Balkan Savaşlarından Birinci Dünya Savaşı’na kadar devam eden süreçte; Doğu Ege adalarının durumu iki ülke arasında siyasal bir krize dönüşmüş, Osmanlı bürokrasisinin nerdeyse bütün konsantrasyonu Sakız ve Midilli’nin geri alınmasına yönelik iken özellikle aydınlar ve sivil unsurlar ise Balkan kayıplarının telafisi için toplumsal bir bilinç ve kimlik yaratmaya çalışmıştır. Diğer yandan ise hem Yunanistan hem de Osmanlı Devleti Doğu Ege Adaları üzerinden yaşanan gerginlikten dolayı Birinci Dünya Savaşı ile ilgili planlarını birbirleri üzerinden yapmıştır.

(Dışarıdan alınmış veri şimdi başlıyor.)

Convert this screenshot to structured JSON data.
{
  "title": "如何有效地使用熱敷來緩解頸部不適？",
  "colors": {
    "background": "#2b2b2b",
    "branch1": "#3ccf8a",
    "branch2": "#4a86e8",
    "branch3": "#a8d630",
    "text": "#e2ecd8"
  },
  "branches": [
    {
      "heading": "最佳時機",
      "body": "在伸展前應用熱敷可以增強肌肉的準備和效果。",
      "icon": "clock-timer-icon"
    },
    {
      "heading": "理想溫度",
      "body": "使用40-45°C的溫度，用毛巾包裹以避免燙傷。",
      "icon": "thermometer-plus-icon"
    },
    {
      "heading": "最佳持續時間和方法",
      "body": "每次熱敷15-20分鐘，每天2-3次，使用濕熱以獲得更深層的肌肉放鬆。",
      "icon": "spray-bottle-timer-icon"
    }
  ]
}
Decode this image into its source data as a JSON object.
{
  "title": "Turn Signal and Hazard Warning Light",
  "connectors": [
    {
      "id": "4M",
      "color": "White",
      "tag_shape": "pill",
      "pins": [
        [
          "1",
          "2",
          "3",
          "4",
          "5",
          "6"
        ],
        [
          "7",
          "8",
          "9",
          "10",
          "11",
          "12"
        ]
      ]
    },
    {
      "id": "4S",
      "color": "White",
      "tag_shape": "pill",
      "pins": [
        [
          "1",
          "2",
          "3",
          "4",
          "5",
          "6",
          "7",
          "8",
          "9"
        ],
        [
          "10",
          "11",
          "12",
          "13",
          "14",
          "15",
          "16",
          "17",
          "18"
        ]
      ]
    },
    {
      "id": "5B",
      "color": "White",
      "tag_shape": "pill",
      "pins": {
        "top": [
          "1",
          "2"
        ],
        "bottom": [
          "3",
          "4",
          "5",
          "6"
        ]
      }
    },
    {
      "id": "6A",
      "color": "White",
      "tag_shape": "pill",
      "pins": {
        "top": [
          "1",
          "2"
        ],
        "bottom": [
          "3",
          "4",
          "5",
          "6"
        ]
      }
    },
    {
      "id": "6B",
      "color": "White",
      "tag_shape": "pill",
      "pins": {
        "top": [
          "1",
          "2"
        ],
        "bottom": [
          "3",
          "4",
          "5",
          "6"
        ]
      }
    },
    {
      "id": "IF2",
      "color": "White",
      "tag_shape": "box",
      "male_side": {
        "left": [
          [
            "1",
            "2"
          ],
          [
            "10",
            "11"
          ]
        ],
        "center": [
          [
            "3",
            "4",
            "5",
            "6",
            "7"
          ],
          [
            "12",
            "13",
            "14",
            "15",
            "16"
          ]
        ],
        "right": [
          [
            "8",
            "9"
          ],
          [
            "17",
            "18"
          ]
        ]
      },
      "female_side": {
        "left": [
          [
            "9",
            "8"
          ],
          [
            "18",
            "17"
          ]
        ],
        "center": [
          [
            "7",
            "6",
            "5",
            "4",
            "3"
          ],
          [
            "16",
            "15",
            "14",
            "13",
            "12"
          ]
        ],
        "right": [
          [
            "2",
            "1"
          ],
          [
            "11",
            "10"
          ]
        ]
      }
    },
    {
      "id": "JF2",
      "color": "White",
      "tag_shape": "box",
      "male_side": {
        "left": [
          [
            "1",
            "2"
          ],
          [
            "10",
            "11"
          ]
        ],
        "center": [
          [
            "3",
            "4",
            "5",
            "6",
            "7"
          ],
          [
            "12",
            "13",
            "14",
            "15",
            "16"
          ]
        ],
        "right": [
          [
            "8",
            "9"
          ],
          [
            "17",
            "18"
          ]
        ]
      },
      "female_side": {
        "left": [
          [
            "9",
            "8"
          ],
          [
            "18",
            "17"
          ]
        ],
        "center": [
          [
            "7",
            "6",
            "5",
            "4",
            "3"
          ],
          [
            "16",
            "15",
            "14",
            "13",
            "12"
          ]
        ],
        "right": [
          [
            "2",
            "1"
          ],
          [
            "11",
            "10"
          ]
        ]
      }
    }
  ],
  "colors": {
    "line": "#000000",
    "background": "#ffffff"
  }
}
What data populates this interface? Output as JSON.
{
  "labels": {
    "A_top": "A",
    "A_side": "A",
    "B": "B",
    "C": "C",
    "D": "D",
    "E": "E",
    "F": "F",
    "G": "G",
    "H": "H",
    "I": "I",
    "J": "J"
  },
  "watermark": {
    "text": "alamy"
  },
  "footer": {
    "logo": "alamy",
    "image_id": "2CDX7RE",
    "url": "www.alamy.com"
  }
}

Yunanistan ile Osmanlı Devleti arasında, Yunanistan’ın bağımsız olduğu tarihten itibaren devamlı olarak siyasal bir çatışma yaşanmış, Yunanistan’ın Batılı devletlerin desteğiyle devamlı olarak Osmanlı aleyhine genişlemesi “özel bir öfkeye” yol açmıştır. Makro ölçekte iki ülke arasında yaşanan bu çatışma özellikle Balkan Savaşlarından sonra mikro alana da yayılarak Rumlar ile Müslümanlar arasında adeta bir beka meselesi halini almıştır. Dolayısıyla Balkan kayıplarından sonra Türk ve Müslüman ahali için Anadolu toprakları son sığınak mekânı olarak görülmüştür. Bu bağlamda Balkan Savaşlarından sonra Batı Anadolu’ya yerleşmeye başlayan Müslüman mültecilerin, yerlerinden ve yurtlarında sökülmüş olmaları, geride acılı ve yaslı hikâyeler bırakmaları Yunan ordusuna karşı direniş motivasyonunu güçlendirmiş özellikle de Batı Anadolu’da silahlı mücadelenin kitleselleşmesinde etkili olmuştur.